Insights
Moving from AI Pilots to Production: A Practical Framework
- AI adoption
- governance
- deployment
- strategy
Most organisations now have at least one AI pilot behind them. Far fewer have anything running in production. That gap is not a technology problem — the underlying models are more than capable. It is an organisational one: pilots are built to prove a concept, not to survive contact with real users, real data volumes and real accountability. Reaching production requires a different kind of rigour to reaching a demo.
Why pilots stall
A pilot succeeds by design: a small, curated dataset, a handful of friendly users, and a narrow use case chosen precisely because it is easy to show working. None of that preparation transfers automatically to a live system, and several patterns recur across organisations that get stuck.
- No owner for what happens after the demo. The pilot has a project sponsor, but nobody is accountable for uptime, model drift, or incident response once it is live.
- Data readiness was never tested at scale. The pilot ran on a clean sample; production data is messier, larger and arrives continuously.
- Security and compliance review happens too late. Information security, data protection and legal are brought in after the business case is approved, turning routine review into a blocker.
- No rollout plan beyond “switch it on.” A capability that was fine for ten enthusiastic users creates very different risk exposed to the whole organisation at once.
- Success was never defined in business terms. Pilots are frequently judged on technical accuracy rather than the operational or financial outcome the organisation actually cares about.
None of these are technology failures. They are the predictable result of treating “does the model work” and “should we run this in production” as the same question. They are not — and the second question needs its own process.

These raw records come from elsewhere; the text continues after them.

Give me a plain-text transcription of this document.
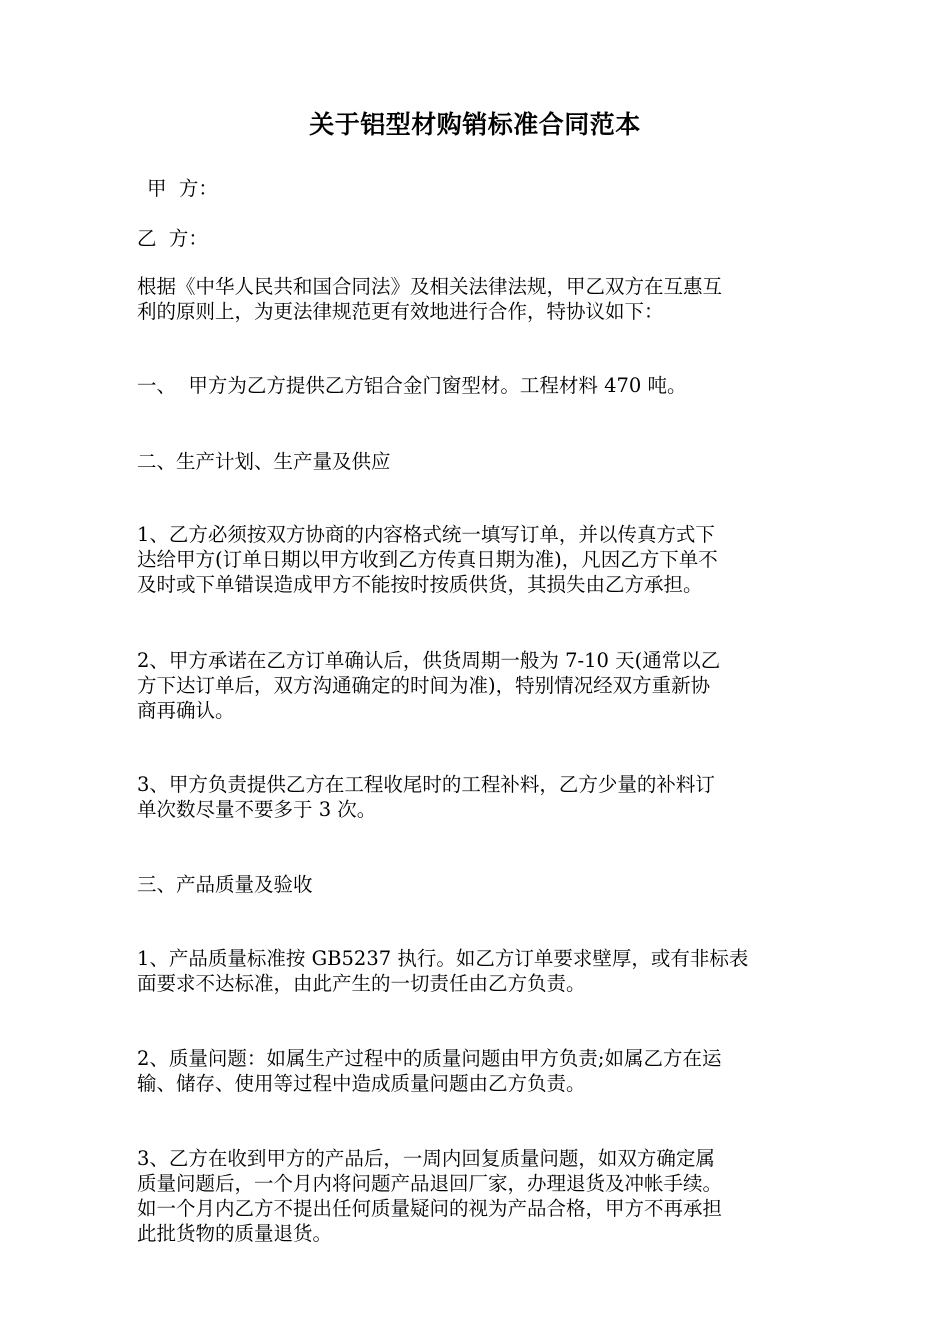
关于铝型材购销标准合同范本

甲  方：

乙  方：

根据《中华人民共和国合同法》及相关法律法规，甲乙双方在互惠互
利的原则上，为更法律规范更有效地进行合作，特协议如下：

一、  甲方为乙方提供乙方铝合金门窗型材。工程材料 470 吨。

二、生产计划、生产量及供应

1、乙方必须按双方协商的内容格式统一填写订单，并以传真方式下
达给甲方(订单日期以甲方收到乙方传真日期为准)，凡因乙方下单不
及时或下单错误造成甲方不能按时按质供货，其损失由乙方承担。

2、甲方承诺在乙方订单确认后，供货周期一般为 7-10 天(通常以乙
方下达订单后，双方沟通确定的时间为准)，特别情况经双方重新协
商再确认。

3、甲方负责提供乙方在工程收尾时的工程补料，乙方少量的补料订
单次数尽量不要多于 3 次。

三、产品质量及验收

1、产品质量标准按 GB5237 执行。如乙方订单要求壁厚，或有非标表
面要求不达标准，由此产生的一切责任由乙方负责。

2、质量问题：如属生产过程中的质量问题由甲方负责;如属乙方在运
输、储存、使用等过程中造成质量问题由乙方负责。

3、乙方在收到甲方的产品后，一周内回复质量问题，如双方确定属
质量问题后，一个月内将问题产品退回厂家，办理退货及冲帐手续。
如一个月内乙方不提出任何质量疑问的视为产品合格，甲方不再承担
此批货物的质量退货。
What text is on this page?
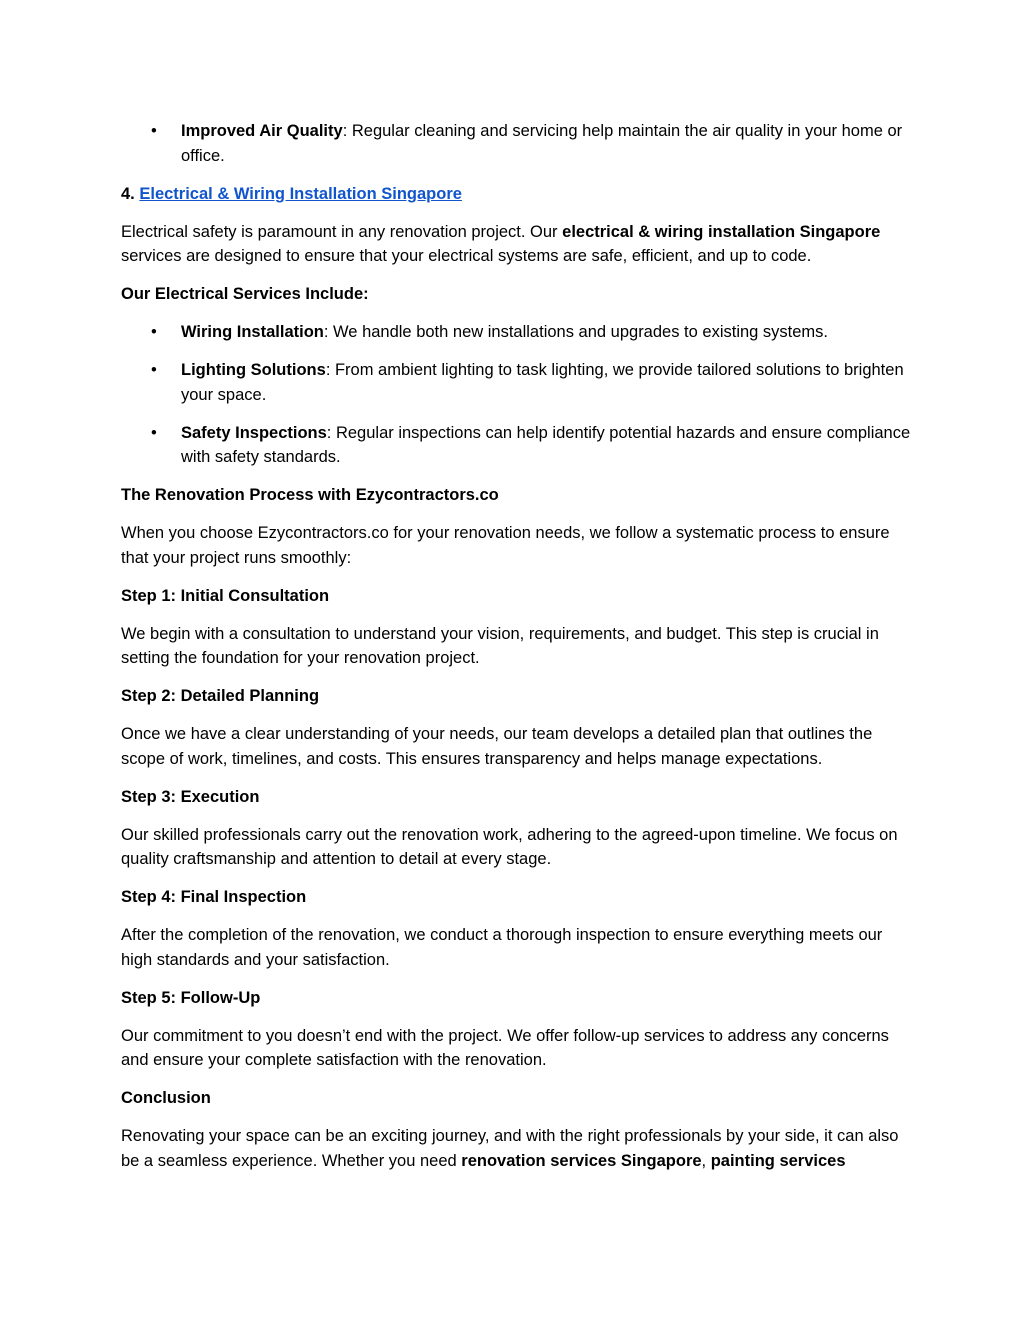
• Improved Air Quality: Regular cleaning and servicing help maintain the air quality in your home or office.

4. Electrical & Wiring Installation Singapore

Electrical safety is paramount in any renovation project. Our electrical & wiring installation Singapore services are designed to ensure that your electrical systems are safe, efficient, and up to code.

Our Electrical Services Include:

• Wiring Installation: We handle both new installations and upgrades to existing systems.
• Lighting Solutions: From ambient lighting to task lighting, we provide tailored solutions to brighten your space.
• Safety Inspections: Regular inspections can help identify potential hazards and ensure compliance with safety standards.

The Renovation Process with Ezycontractors.co

When you choose Ezycontractors.co for your renovation needs, we follow a systematic process to ensure that your project runs smoothly:

Step 1: Initial Consultation

We begin with a consultation to understand your vision, requirements, and budget. This step is crucial in setting the foundation for your renovation project.

Step 2: Detailed Planning

Once we have a clear understanding of your needs, our team develops a detailed plan that outlines the scope of work, timelines, and costs. This ensures transparency and helps manage expectations.

Step 3: Execution

Our skilled professionals carry out the renovation work, adhering to the agreed-upon timeline. We focus on quality craftsmanship and attention to detail at every stage.

Step 4: Final Inspection

After the completion of the renovation, we conduct a thorough inspection to ensure everything meets our high standards and your satisfaction.

Step 5: Follow-Up

Our commitment to you doesn’t end with the project. We offer follow-up services to address any concerns and ensure your complete satisfaction with the renovation.

Conclusion

Renovating your space can be an exciting journey, and with the right professionals by your side, it can also be a seamless experience. Whether you need renovation services Singapore, painting services
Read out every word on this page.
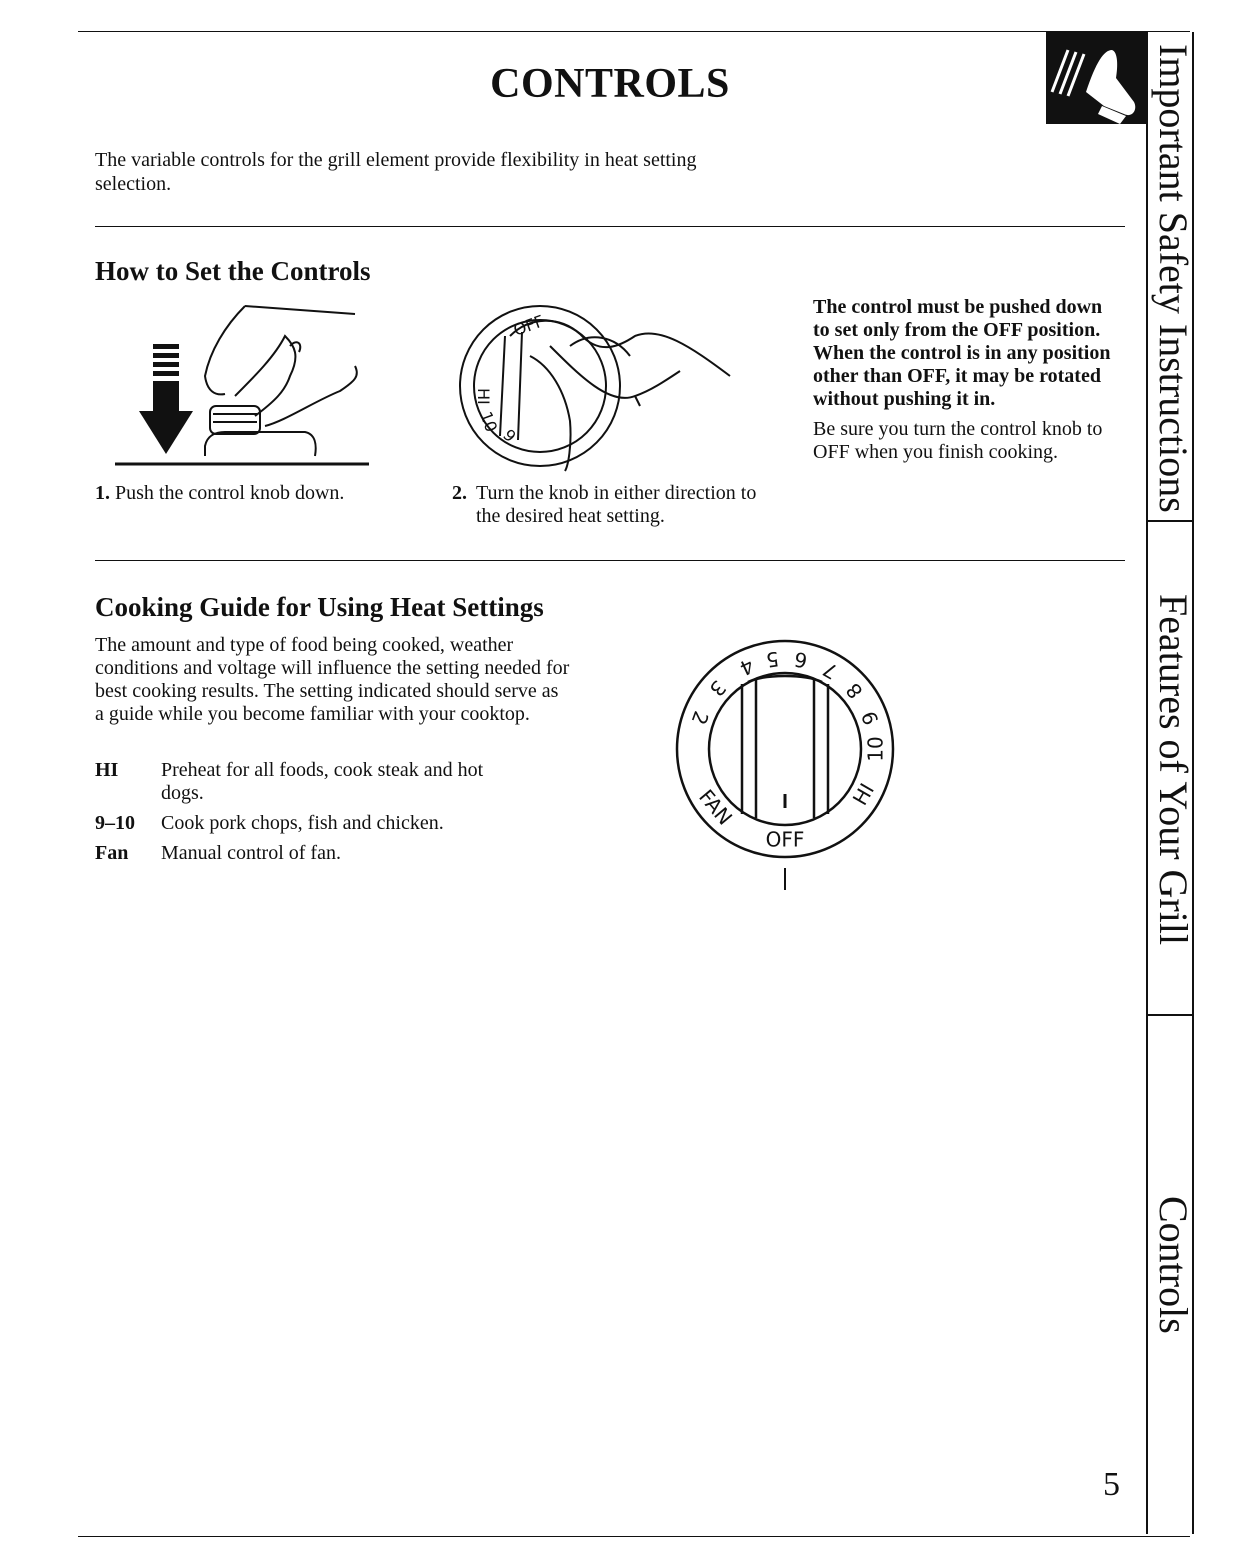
CONTROLS
The variable controls for the grill element provide flexibility in heat setting selection.
How to Set the Controls
1. Push the control knob down.
OFF
HI
10
9
2. Turn the knob in either direction to the desired heat setting.
The control must be pushed down to set only from the OFF position. When the control is in any position other than OFF, it may be rotated without pushing it in.
Be sure you turn the control knob to OFF when you finish cooking.
Cooking Guide for Using Heat Settings
The amount and type of food being cooked, weather conditions and voltage will influence the setting needed for best cooking results. The setting indicated should serve as a guide while you become familiar with your cooktop.
HI	Preheat for all foods, cook steak and hot dogs.
9–10	Cook pork chops, fish and chicken.
Fan	Manual control of fan.
2
3
4 5 6 7
8
9
10
HI
OFF
FAN
Important Safety Instructions
Features of Your Grill
Controls
5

A framework for responsible production rollout
The path from pilot to production does not need to be slow, but it does need to be deliberate. The following stages apply broadly, regardless of sector or use case.
1. Governance first, not last
Before any pilot is scaled, establish who owns the decision to go live, who owns the system once it is running, and what the escalation path looks like if it misbehaves. This should include a clear policy on human oversight — where a person reviews or can override AI-generated outputs — and a documented risk classification for the use case, so that the level of scrutiny applied is proportionate to the level of risk.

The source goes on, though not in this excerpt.